If it is done after the initial creation of the information, it's a QC activity. If it's done while the creation is happening, it is better as there's less rework involved - any type of non-solo work (e.g. pairs programming) would be an example of this.
We do have formal peer reviews and audits on the project deliverables. These are periodic - primarily before the delivery of a milestone. Almost exclusively during execution. Mostly it is done internally by members of the larger team (who do not have a stake in the project being reviewed).
It is periodic since the project has multiple points-of-no-return (to execute the project successfully without piling on additional effort) and is an important method to manage quality.
Is there any review of the project management?
For the very biggest projects & programs (those over $10MM), the EPMO would also play a similar role where a seasoned BA, QA lead, or PM would review the appropriate key artifacts from the project as part of a gating process.
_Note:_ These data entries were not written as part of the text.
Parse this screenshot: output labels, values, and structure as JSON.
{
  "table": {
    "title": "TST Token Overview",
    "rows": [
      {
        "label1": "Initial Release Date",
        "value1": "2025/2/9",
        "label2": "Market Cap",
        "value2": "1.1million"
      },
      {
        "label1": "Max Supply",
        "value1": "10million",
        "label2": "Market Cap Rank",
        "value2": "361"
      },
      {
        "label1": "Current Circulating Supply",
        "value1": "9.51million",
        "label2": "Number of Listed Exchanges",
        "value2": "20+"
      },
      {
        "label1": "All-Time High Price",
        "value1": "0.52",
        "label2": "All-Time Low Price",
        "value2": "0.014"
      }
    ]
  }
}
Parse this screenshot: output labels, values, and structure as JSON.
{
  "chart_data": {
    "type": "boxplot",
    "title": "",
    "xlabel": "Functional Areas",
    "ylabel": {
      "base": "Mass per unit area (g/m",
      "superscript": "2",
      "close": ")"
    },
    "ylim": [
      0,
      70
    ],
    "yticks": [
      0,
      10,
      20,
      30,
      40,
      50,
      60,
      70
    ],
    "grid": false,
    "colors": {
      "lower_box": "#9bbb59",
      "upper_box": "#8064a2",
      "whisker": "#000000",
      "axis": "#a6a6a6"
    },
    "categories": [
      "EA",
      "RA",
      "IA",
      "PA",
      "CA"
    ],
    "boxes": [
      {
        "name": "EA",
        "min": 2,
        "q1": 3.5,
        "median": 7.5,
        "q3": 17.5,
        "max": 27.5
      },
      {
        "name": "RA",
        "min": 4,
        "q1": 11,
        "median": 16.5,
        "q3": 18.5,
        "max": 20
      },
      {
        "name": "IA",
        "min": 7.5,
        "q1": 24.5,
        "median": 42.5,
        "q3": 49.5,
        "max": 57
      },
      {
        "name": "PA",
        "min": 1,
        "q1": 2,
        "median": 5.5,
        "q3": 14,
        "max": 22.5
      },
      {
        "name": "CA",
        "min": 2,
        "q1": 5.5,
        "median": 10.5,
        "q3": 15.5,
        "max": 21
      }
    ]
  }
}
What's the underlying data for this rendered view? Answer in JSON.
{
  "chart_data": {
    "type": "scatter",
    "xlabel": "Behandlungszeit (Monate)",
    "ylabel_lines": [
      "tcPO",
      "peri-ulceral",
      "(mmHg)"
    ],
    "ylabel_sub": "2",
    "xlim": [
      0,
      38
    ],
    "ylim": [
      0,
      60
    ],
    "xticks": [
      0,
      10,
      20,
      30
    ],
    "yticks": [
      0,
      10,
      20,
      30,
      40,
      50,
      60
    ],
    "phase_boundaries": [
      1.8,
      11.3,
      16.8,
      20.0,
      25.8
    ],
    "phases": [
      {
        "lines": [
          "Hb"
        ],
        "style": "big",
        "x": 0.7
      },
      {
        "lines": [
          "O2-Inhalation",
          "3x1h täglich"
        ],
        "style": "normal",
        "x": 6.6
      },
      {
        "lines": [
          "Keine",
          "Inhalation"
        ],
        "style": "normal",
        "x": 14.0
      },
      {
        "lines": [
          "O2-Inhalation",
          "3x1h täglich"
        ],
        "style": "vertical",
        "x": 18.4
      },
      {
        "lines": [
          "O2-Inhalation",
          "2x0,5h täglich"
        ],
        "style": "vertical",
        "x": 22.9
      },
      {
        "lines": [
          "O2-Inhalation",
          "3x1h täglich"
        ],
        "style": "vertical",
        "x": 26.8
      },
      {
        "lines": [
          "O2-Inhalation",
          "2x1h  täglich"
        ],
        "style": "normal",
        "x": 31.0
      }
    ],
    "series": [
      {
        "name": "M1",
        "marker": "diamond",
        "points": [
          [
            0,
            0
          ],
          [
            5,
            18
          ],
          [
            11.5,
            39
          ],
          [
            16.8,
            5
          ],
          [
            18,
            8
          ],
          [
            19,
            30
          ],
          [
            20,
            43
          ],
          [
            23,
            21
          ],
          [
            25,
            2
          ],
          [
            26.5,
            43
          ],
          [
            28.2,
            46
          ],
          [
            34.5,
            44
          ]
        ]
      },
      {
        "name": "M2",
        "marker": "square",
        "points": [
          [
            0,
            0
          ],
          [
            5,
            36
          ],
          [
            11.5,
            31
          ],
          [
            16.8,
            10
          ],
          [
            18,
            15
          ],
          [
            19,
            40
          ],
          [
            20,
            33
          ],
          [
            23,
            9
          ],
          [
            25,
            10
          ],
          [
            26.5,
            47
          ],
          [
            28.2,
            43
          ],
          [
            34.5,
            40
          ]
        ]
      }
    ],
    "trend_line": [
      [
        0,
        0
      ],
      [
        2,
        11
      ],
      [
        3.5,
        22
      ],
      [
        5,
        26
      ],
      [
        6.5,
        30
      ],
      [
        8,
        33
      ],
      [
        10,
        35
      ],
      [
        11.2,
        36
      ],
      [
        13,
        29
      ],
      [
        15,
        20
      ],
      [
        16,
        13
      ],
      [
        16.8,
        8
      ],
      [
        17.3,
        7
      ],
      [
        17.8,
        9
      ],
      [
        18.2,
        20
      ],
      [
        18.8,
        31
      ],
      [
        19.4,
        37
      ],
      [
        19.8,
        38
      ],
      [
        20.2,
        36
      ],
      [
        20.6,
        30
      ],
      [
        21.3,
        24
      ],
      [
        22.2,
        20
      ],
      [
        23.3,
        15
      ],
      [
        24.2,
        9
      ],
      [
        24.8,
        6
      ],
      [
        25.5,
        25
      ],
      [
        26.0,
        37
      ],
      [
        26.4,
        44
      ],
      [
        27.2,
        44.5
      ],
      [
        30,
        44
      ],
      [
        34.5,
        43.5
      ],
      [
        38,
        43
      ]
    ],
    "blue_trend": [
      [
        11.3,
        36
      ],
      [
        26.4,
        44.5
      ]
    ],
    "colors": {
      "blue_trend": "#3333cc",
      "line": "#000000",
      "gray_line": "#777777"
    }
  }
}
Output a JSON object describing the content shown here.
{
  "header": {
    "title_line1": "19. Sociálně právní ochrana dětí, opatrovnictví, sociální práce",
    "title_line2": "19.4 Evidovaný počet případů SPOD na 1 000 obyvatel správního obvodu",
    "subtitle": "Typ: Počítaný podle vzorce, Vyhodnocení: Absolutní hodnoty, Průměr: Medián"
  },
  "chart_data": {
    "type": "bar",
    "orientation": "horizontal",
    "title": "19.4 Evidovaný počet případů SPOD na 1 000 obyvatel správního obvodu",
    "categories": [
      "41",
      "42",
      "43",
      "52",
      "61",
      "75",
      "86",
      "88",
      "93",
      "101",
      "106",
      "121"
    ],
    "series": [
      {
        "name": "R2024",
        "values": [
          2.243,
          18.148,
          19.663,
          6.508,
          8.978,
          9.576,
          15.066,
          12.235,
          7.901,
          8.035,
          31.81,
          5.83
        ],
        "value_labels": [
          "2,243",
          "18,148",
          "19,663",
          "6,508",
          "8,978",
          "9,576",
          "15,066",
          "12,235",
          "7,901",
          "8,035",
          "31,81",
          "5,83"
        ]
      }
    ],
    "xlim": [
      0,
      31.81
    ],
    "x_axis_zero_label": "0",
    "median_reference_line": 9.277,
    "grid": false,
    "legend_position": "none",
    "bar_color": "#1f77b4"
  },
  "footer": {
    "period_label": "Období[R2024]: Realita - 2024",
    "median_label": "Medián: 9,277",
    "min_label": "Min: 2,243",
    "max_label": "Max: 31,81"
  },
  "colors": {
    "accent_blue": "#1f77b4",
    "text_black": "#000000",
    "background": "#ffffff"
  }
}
In my project we do peer reviews in the beginning of a project, and this will help the project team focus on the right tasks. The reviewer will be someone stakeholders respects, so they can influence the senior team to make changes if they are necessary.
We use peer review as an activity inside our defined quality process. We do that after each governance phase.
Make sense, could there be more then one
Interesting, are they repeated to validate the change did take place on key project.
The peer review team is chosen by stakeholders, internal or external?
Frequency seem very good. What is cover on those review?